Einstein cited Venetian Baroque composer Antonio Vivaldi (1678-1741) as among his favorite composers, along with Mozart, Bach, Schubert, Corelli, and Scarlatti. It was for his violin concerti, including those which are, together, known as the Four Seasons, that Vivaldi is best known. Our letter regards Perlman’s arrangement of Vivaldi’s concerti published by Carl Fischer.
Beginning in 1933, Perlman worked as an editor at Carl Fischer putting together “editions of such works as the Bach a minor violin concerto and the Ten Have Allegro Brilliant [which] are still used by many teachers. Also popular are his anthologies, such as the Violinist’s Solo Album and the Violinist’s Contest Album,” (“George Perlman Dies in Chicago,” www.newmusicusa.com). However, Perlman was also an influential teacher of violin as well as a composer whose works reflect his Jewish heritage. Among his compositions are Suite Hebraique, Ghetto Sketches and Israeli Concertino.

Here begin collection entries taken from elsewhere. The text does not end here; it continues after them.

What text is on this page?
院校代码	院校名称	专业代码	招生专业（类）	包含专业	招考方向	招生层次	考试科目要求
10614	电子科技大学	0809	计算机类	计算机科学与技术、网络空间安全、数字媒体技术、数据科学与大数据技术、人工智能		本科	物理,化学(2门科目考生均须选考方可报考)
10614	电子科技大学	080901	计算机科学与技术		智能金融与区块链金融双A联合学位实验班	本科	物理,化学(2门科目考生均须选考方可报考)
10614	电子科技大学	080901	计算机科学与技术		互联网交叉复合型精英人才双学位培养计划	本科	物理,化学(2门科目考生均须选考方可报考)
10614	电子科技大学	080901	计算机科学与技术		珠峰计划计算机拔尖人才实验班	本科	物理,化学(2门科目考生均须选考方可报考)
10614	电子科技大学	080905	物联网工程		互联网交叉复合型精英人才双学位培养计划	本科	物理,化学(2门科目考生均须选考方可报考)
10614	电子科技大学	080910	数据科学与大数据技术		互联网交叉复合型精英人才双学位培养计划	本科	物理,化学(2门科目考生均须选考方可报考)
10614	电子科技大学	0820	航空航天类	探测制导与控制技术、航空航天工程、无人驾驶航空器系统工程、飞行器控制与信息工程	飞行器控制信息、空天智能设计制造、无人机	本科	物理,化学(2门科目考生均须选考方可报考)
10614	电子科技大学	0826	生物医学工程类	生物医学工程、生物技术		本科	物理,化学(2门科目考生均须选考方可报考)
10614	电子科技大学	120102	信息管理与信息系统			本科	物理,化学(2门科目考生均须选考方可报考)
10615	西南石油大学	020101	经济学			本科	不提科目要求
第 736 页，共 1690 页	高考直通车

Our letter is written from Camp Knollwood, the preferred summer vacation spot of Albert Einstein. Located in New York State’s Adirondacks and built for six friends including Daniel Guggenheim and Louis Marshall, Camp Knollwood was where Einstein first heard of the dropping of the atomic bomb over Japan. Folded and in very fine condition. Matted and framed; not examined out of the frame.